Como está a indústria de proteína alternativa?

Relatórios do GFI mostram avanços da indústria de proteína alternativa. E revelam as razões dessa indústria ainda enfrentar dificuldades para se inserir na mesa dos consumidores.

Por Silvia Bassi 02/05/2024

Um conjunto de três relatórios "State of Industry" liberado há uma semana pelo The Good Food Institute traça um cenário bem abrangente da evolução do mercado de proteínas alternativas - plant-based, cell-based (carne celular) e fermented (a partir de biomassa e microorganismos).

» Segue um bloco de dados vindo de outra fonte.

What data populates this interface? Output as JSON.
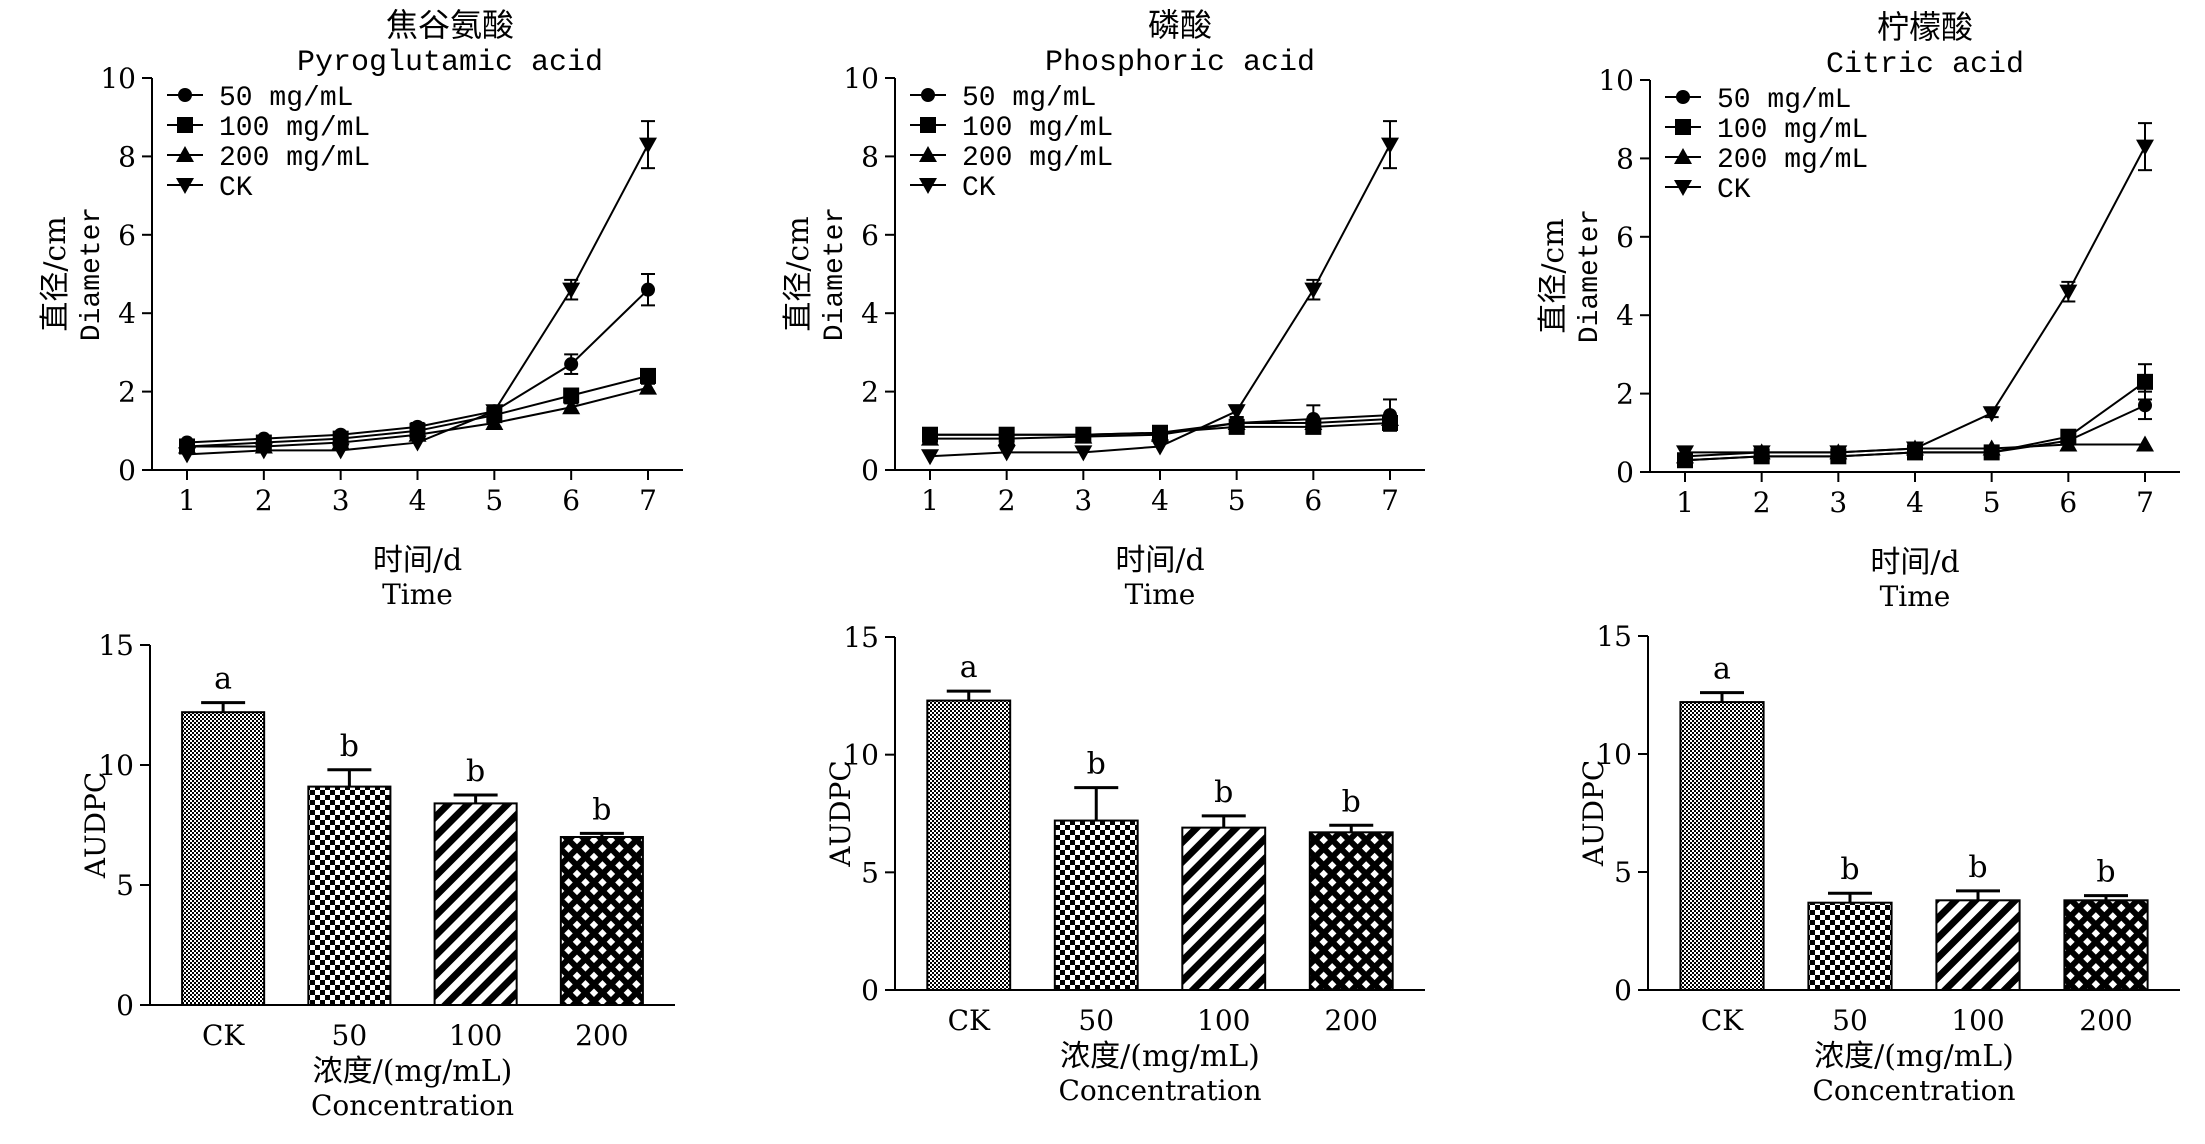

Os relatórios agrupam dados globais do mercado de carnes, peixes, frutos-do-mar, ovos e laticínios, incluindo pesquisa e investimento em 2023, e sinalizam o road map de 2024 para as três vertentes.

As boas notícias: a variedade de oferta de produtos à base de proteínas alternativas aumentou consideravelmente no mundo todo, assim como as unidades de fabricação e processamento e o número de startups (mesmo com vários write-offs ao longo do caminho, especialmente em 2023). No ano passado, o marco para a carne celular foi a aprovação pela FDA para a comercialização nos Estados Unidos.

As não tão boas notícias: a diferença de preço entre proteínas alternativas e proteínas tradicionais continua alta; o investimento se retraiu e os consumidores, impactados pelo aumento inflacionário global, reduziram de forma geral o consumo de proteínas (animais e alternativas). Quem mais sofreu o rebote foram as proteínas plant-based, que têm a produção consolidada há mais tempo. Apesar de uma década de crescimento e cinco anos de intensa inovação, as vendas plant-based retornaram em 2023 aos níveis anteriores à pandemia.